何度も何度も繰り返し放映されたので、皆さんもご覧になったと思います。
NHKのニュースの画面を撮影したものが図-1です。
ものすごい勢いで土石流が流下しています。
これまで毎年のように日本各地で豪雨災害があり、洪水や土砂災害が起こったあとの映像が良く流されていますが、まさに土石流が家屋を押し流すリアルタイムの映像は生々しく、防災を専門とする私にとっても大変な衝撃でした。
土石流手前の茶色いビルと、向こう側の白いビルには、壊れた家、電柱、土石など様々なものが激しい勢いでぶつかっていますが、しっかりと立っています。
多分これらのビルは、もともと谷筋の斜面上に建てられていたので、基礎がしっかりと造られていたのではないかと思います。
さて、今回の土石流、これから原因等の調査が進められると思いますが、今のところ土石流の起こった最上部(源頭部と言います)が埋め立て地盤であり、この埋め立てた土砂が土石流を引き起こした可能性が高いと報道されています(7日現在)。
その源頭部の映像が図-2です(NHKニュースより)。
このようにすっかり地盤がえぐられています。
埋め立て地盤はもともとあった地盤(地山とも言います)に比べ、十分に締め固まっていないので、やわらかい、そして水を含みやすい、という特徴があります。

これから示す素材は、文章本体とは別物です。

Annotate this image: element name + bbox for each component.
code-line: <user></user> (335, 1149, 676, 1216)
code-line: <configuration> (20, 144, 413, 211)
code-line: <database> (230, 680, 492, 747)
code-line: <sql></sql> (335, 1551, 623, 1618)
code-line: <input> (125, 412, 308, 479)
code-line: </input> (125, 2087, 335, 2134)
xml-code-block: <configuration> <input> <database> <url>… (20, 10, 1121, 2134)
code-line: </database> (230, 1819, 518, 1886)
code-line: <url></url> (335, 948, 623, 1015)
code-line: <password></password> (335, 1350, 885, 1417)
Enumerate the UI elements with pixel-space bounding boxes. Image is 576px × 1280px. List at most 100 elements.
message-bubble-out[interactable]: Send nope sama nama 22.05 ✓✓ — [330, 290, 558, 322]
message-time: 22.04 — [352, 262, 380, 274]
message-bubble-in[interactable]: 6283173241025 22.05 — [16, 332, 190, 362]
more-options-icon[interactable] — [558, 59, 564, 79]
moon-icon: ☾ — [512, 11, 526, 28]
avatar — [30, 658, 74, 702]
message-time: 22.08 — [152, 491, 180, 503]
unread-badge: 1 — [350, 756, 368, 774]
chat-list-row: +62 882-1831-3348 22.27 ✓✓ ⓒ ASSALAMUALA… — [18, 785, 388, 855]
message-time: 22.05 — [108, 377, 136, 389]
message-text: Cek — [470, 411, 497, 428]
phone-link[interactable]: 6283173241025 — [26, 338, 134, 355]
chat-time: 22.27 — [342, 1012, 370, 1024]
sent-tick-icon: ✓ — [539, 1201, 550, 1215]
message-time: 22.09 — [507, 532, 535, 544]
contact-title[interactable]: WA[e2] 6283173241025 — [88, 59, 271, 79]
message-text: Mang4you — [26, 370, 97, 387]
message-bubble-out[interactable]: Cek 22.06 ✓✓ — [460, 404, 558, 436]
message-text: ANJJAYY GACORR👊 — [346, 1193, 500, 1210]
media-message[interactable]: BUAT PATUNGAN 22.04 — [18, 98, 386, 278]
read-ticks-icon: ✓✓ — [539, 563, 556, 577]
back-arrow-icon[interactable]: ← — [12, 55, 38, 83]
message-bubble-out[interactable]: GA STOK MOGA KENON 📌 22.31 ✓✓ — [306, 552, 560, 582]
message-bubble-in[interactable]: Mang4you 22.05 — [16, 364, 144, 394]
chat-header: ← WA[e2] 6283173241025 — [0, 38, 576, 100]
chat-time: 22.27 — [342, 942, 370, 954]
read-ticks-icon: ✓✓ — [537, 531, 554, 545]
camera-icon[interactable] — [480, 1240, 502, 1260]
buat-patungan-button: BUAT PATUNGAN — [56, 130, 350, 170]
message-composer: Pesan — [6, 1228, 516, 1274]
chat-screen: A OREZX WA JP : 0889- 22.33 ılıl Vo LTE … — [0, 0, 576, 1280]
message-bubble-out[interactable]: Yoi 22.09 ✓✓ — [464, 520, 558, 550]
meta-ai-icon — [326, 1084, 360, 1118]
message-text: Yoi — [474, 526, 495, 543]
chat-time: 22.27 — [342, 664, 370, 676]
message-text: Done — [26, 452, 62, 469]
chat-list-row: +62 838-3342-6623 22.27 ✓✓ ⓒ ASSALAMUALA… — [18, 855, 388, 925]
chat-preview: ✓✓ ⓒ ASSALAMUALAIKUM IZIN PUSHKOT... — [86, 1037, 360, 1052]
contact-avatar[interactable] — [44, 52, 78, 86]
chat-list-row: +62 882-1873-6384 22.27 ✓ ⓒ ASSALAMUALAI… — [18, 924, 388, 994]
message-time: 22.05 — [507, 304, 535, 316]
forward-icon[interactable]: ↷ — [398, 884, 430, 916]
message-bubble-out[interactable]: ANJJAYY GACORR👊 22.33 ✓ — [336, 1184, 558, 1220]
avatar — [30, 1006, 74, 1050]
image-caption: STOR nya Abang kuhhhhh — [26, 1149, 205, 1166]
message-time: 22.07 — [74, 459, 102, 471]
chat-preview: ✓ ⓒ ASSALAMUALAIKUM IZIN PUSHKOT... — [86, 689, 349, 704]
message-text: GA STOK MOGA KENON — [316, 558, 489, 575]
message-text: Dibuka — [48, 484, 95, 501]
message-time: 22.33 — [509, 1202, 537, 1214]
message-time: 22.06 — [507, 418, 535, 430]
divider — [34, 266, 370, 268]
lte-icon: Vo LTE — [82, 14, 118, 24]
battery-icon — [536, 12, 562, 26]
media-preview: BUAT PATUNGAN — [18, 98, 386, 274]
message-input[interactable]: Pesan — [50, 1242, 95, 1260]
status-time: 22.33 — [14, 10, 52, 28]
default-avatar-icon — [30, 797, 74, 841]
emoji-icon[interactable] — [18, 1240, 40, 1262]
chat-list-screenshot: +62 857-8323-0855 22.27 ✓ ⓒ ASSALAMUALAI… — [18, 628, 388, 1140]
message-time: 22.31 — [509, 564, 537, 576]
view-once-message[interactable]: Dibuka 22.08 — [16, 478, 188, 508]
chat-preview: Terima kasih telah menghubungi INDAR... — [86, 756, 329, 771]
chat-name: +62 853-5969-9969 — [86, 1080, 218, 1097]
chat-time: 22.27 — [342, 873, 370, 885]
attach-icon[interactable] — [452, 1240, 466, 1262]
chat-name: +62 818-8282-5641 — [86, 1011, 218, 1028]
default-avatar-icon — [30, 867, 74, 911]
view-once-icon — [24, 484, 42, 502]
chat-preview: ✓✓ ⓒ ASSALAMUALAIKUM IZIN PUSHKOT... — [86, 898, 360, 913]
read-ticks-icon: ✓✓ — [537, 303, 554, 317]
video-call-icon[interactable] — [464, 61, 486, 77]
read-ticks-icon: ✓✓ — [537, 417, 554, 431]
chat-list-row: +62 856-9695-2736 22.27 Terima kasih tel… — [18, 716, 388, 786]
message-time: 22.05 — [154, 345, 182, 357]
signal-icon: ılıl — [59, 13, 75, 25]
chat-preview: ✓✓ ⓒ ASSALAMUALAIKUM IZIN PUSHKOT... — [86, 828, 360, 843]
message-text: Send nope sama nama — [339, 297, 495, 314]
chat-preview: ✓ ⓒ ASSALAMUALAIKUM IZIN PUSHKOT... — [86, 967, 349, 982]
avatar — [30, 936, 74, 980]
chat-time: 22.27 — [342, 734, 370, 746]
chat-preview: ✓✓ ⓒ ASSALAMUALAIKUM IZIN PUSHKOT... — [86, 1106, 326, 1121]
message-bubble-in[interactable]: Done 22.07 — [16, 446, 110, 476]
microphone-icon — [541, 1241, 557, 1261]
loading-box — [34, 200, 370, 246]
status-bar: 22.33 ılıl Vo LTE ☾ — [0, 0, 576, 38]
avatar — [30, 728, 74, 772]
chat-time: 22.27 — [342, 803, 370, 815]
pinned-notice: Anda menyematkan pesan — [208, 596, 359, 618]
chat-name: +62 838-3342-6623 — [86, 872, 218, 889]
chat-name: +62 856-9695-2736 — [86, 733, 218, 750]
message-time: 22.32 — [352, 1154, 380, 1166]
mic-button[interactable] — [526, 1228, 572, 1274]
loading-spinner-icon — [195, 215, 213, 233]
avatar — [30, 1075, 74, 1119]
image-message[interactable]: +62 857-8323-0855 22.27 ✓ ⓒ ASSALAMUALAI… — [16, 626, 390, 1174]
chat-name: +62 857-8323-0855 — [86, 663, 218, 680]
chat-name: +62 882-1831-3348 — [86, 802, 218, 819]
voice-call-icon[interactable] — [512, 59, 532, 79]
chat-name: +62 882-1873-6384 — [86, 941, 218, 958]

また、埋め立て地盤と地山との間には、土の重さや硬さ、閉まり具合などが違うので、どうしてもここに境界面(不連続面と言います)ができます。
この不連続面に沿って水が流れやすくなります。
これを「みずみち」と言います。
このみずみちに沿って土砂が滑りやすくなります。雨で盛土部分が重くなり、不連続面に沿ってまず土石流が発生し、激しい勢いで途中の地山も削りながら流下して行ったのではないかと思います。
来週から土砂災害について書いていきたいと思います。